Takahashi, meanwhile, has rebounded brilliantly after two subpar outings, following up a victory over the Orioles last weekend with six shutout innings against the Yankees in Friday night's 4-0 win.

That latter outing impressed Manuel most, considering Takahashi did it against a Yankees lineup that had seen him once before and had studied his tendencies.

"I think he has a tremendous sense for pitching," Manuel said. "He appears to make adjustments like a good hitter during the at-bat."

Maine, who is making $3.3 million this season, has won a combined 18 games over the past three seasons, after finishing 15-10 with a 3.91 ERA in his breakout season of 2007.

Takahashi, meanwhile, is 3-1 with a 3.81 ERA since joining the rotation last month, having struck out 17 batters and walked seven. Dickey has also been a revelation, becoming the first pitcher in franchise history to have at least five wins with no losses in his first six starts with the club.

Minaya: Perez 'coming along' in rehab

NEW YORK -- Left-hander Oliver Perez threw approximately 70 pitches in a simulated game Friday, in what Mets general manager Omar Minaya simply called "a good outing."

Perez, who has been rehabbing in Port St. Lucie, Fla., since landing on the disabled list with right knee tendinitis earlier this month, is "coming along," according to Minaya. But there remains no timetable for his return.

Minaya also noted that Carlos Beltran, who is recovering from right knee surgery, could begin a Minor League rehab assignment soon, but the GM offered no indication as to when such an assignment might begin.

Many angles to Mets' winning streak

NEW YORK -- The Mets are on the verge of some rather impressive history.

With their eighth straight victory on Friday, the Mets matched the season-high winning streak they set back in April.
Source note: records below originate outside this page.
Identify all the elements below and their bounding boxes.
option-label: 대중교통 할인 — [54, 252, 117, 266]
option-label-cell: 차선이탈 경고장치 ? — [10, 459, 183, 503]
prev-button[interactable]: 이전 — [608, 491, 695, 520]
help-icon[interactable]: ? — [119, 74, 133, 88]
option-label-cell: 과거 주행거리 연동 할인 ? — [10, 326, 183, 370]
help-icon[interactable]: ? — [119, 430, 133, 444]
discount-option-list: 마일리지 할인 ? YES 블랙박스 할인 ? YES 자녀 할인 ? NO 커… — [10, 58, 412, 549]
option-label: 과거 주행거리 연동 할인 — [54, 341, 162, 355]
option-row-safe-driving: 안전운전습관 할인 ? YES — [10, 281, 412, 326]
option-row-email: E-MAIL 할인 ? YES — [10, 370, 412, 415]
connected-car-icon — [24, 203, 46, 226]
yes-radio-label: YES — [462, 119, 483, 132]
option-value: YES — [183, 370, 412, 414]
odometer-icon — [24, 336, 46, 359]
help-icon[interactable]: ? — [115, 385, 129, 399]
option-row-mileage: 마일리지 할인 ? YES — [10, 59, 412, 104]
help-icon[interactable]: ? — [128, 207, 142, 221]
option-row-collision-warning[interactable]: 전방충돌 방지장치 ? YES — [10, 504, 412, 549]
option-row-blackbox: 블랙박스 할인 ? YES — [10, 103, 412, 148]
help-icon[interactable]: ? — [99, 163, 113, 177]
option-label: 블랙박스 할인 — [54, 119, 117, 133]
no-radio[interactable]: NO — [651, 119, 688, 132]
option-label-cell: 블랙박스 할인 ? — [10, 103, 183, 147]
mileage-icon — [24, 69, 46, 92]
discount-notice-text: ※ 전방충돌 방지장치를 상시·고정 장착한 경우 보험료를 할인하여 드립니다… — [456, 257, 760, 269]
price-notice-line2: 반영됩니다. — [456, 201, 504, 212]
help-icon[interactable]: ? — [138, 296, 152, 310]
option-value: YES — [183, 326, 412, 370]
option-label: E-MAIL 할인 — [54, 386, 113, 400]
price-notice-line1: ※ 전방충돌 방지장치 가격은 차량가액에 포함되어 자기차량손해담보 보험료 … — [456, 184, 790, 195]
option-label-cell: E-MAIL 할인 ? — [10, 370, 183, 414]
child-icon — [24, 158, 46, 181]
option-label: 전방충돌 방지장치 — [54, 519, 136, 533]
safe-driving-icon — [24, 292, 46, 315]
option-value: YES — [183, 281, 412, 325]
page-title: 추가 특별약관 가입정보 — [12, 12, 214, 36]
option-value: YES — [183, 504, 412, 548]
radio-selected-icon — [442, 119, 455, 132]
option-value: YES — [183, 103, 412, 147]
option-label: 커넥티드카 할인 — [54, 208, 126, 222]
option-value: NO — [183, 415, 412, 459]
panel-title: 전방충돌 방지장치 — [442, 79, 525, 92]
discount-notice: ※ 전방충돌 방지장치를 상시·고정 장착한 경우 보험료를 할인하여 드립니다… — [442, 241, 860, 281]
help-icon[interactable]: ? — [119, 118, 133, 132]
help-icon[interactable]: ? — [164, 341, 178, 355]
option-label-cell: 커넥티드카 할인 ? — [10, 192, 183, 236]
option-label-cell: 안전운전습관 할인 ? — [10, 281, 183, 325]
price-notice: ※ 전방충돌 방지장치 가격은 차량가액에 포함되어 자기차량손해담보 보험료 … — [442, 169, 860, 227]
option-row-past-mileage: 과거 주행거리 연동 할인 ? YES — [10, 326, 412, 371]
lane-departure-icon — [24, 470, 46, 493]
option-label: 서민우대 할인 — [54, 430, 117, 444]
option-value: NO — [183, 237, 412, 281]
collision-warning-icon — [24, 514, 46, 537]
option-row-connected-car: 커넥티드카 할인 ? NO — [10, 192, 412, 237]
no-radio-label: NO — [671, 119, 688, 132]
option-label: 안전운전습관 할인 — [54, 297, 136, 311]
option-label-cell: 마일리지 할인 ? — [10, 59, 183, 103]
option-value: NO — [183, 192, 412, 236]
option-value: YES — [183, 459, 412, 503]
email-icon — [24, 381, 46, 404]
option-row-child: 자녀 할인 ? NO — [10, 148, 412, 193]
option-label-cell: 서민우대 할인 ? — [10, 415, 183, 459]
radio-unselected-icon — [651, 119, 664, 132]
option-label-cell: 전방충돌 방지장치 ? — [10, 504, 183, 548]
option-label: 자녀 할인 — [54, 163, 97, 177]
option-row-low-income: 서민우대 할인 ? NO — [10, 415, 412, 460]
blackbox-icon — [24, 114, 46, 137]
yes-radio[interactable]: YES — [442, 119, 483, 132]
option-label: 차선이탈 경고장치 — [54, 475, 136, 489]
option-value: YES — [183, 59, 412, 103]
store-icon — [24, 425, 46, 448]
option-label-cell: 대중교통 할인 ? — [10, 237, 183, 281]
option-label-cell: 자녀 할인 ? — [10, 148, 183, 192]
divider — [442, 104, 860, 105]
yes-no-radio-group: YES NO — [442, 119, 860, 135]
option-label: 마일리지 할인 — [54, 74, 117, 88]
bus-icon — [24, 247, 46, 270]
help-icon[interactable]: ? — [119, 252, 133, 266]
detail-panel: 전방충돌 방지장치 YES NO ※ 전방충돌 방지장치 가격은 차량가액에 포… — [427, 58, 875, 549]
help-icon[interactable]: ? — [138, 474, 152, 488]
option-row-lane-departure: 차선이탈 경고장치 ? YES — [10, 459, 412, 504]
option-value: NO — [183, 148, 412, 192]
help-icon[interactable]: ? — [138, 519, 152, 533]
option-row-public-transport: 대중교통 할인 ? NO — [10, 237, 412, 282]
The last time they won more than eight straight games came during a 10-game span in July 2008.

The Mets have also won seven straight games on the road, their longest such streak since they took a franchise-record nine straight road contests back in June 2006.

Additionally, the Mets on Friday became the 11th team in history to win nine straight Interleague games and the first since the 2008 Twins.

If warming, Frankie prefers to pitch

NEW YORK -- Up and down, up and down. That is what Francisco Rodriguez detests.

But Rodriguez has been doing plenty of movement lately in the bullpen, particularly in Friday night's 4-0 Mets win over the Yankees. Moments after manager Jerry Manuel asked his closer to sit down and cool off in what became a four-run game and a non-save situation, Manuel dialed the bullpen number again, reversing his orders as soon as Raul Valdes put a runner on base.

Rodriguez, who has made it clear that he prefers to enter games after warming for the first time, could throw only a handful of additional pitches before entering into a dicey save situation.

Though Manuel said that he leaves most of his communication with Rodriguez to bullpen coach Randy Niemann, he and his closer have spoken about the issue in the past -- including after Rodriguez warmed 11 different times during a win in St. Louis on April 17 that took 20 innings to complete.

"Of course," Rodriguez said when asked if he would have preferred to start Friday's ninth inning with a four-run lead. "You're already hot. You're already in the zone. You don't have to change anything. You just have to go out there and execute pitches. And that's an adjustment that I've got to do better -- make that adjustment, sit down, get up. I've got to find a way to do it better than that."